Devenir pájaro: un último acto vital
Por Mariano Pacheco
Un domingo como hoy,
pero hace 23 años, Gilles Deleuze se arrojaba desde la ventana de su
departamento parisino. Agobiado por el asma y con una incapacidad progresiva
para escribir e incluso hablar, el pensador crítico francés decide quitarse la
vida, dejando su obra como testimonio, pero también, aquel acto-pregunta: ¿qué
es una vida?
En 1959 Deleuze aún
no se ha encontrado con Félix Guattari. Por entonces es un profesor que ya ha
publicado algún que otro libro, que está en pleno proceso de cocción de lo que
será su período de retratista de los filósofos que serán fundamentales para su
pensamiento (entre ellos, Spinoza y Nietzsche) y lee con atención el libro de Sartre.

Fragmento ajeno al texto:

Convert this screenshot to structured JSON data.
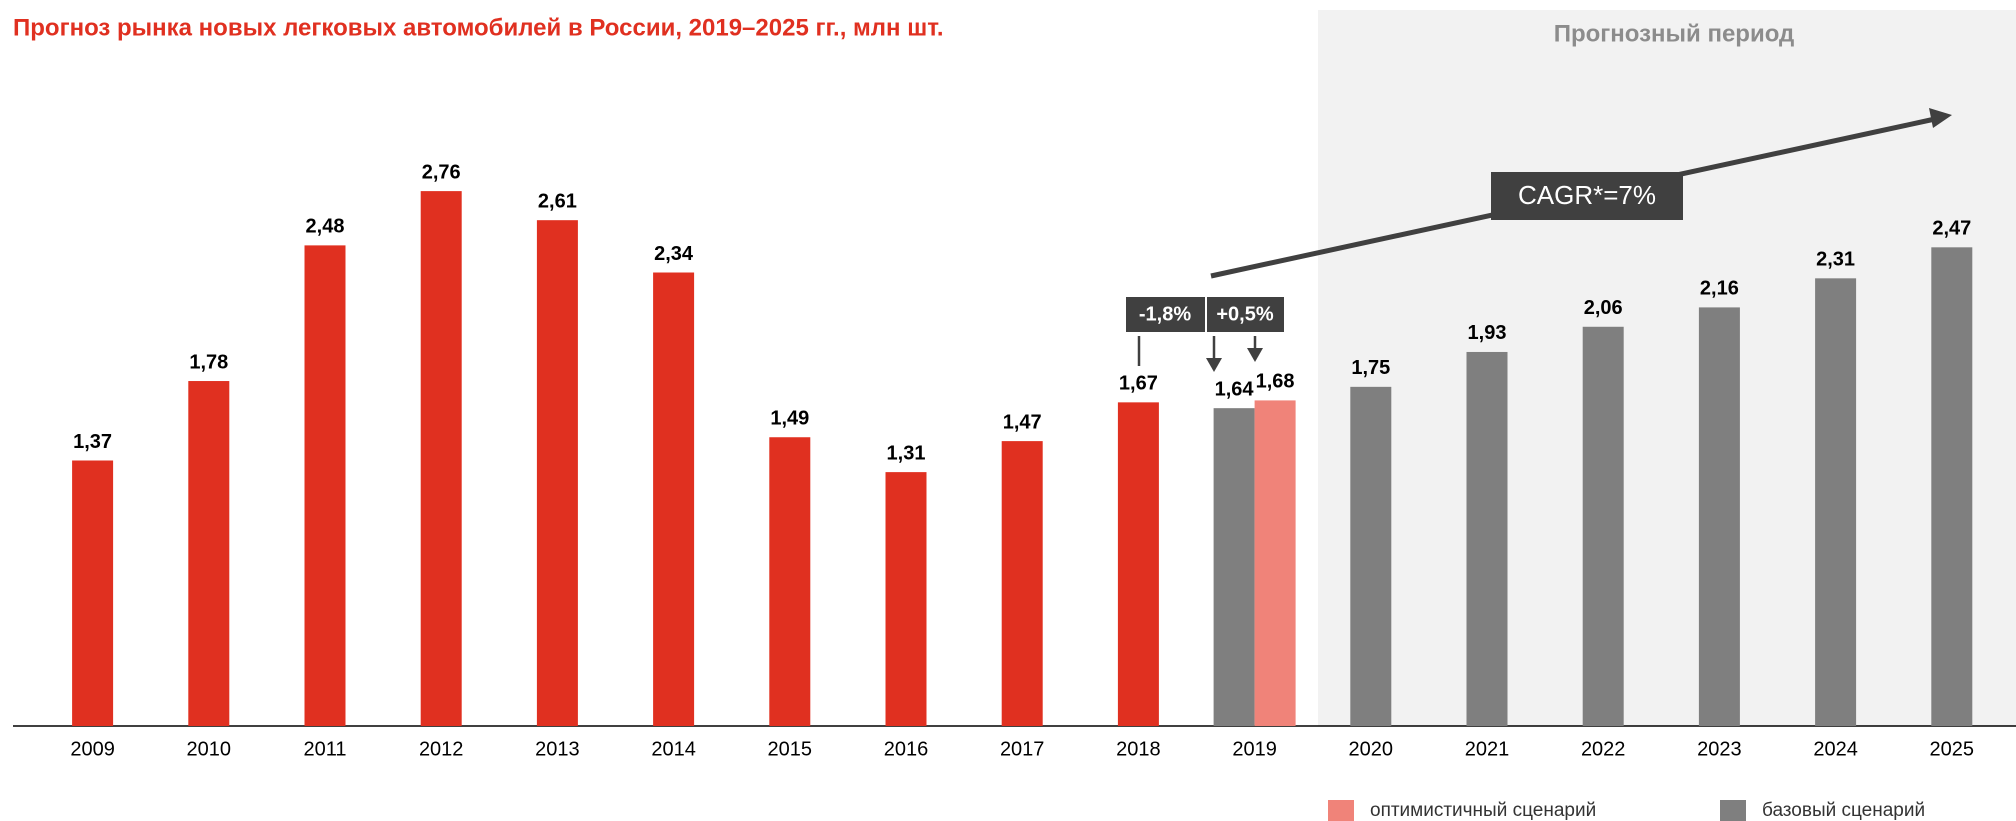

Aún no se ha producido el desplazamiento de esa generación (la que escribe,
piensa y actúa en el período que va de la resistencia a la ocupación nazi al
fin de la guerra de Argel, y que tiene al autor de La náusea como su figura central) e incluso Deleuze escribe en 1964
(cuando Sartre rechaza el Premio Nobel) un bello texto que quisiera brevemente
rescatar ahora, en el que elogia a la Crítica
de la razón dialéctica y a su autor. Rescatar este breve y bello texto un
poco para evitar esa suerte de guerra de rivalidades al estilo clubs de fútbol
o tribus del rock y otro poco porque me interesa particularmente el planteo que
hace Deleuze respecto de la figura de los maestros.
***
Deleuze habla de la
“tristeza” de las “generaciones sin maestros”. Y aclara: “Nuestros
maestros no son sólo los profesores públicos, si bien tenemos gran necesidad de
profesores. Cuando llegamos a la edad adulta, nuestros maestros son los que nos
golpean con una novedad radical, los que saben inventar una técnica artística o
literaria y encontrar las maneras de pensar que se corresponden con nuestra
modernidad, es decir con nuestras dificultades tanto como con nuestros difusos
entusiasmos”.
Deleuze elogia a los
“pensadores privados”, como Nietzsche, o Spinoza. Y destaca de ellos el hecho
de que se muevan en una especie de soledad que les pertenece siempre,
cualesquiera sean las circunstancias (aunque también, aclara, una cierta
agitación, un cierto desorden del mundo en el que surgen y en el que hablan). Deleuze subraya, por otra parte, la soledad de
los que buscan un maestro, los que querrían un maestro y sólo podrían
encontrarlo en un mundo agitado. Y si bien rescata la producción de sus
contemporáneos (entre los que se destacan Genet, Klossowski, Foucault), insiste
en el hecho de que entonces se hable de Sartre como si perteneciera a una época
caduca. “¡Ay! –escribe Deleuze, en un grito que nos interpela--. Somos
nosotros, más bien, los que hemos caducado en el orden moral y conformista de
la actualidad. Sartre, al menos, nos permite la esperanza vaga de los momentos
futuros, de las reanudaciones donde el pensamiento puede reformarse y rehacer
sus totalidades como potencia a la vez colectiva y privada. Por eso Sartre
sigue siendo nuestro maestro”.
***
¿Qué sentido tiene
hablar de la Francia de los años sesenta y setenta? ¿Es acaso un gesto de
nostalgia, de melancolía? ¿Es una pose más de nuestras “colonizadas” mentes que
siempre miran hacia Europa? Nada de eso.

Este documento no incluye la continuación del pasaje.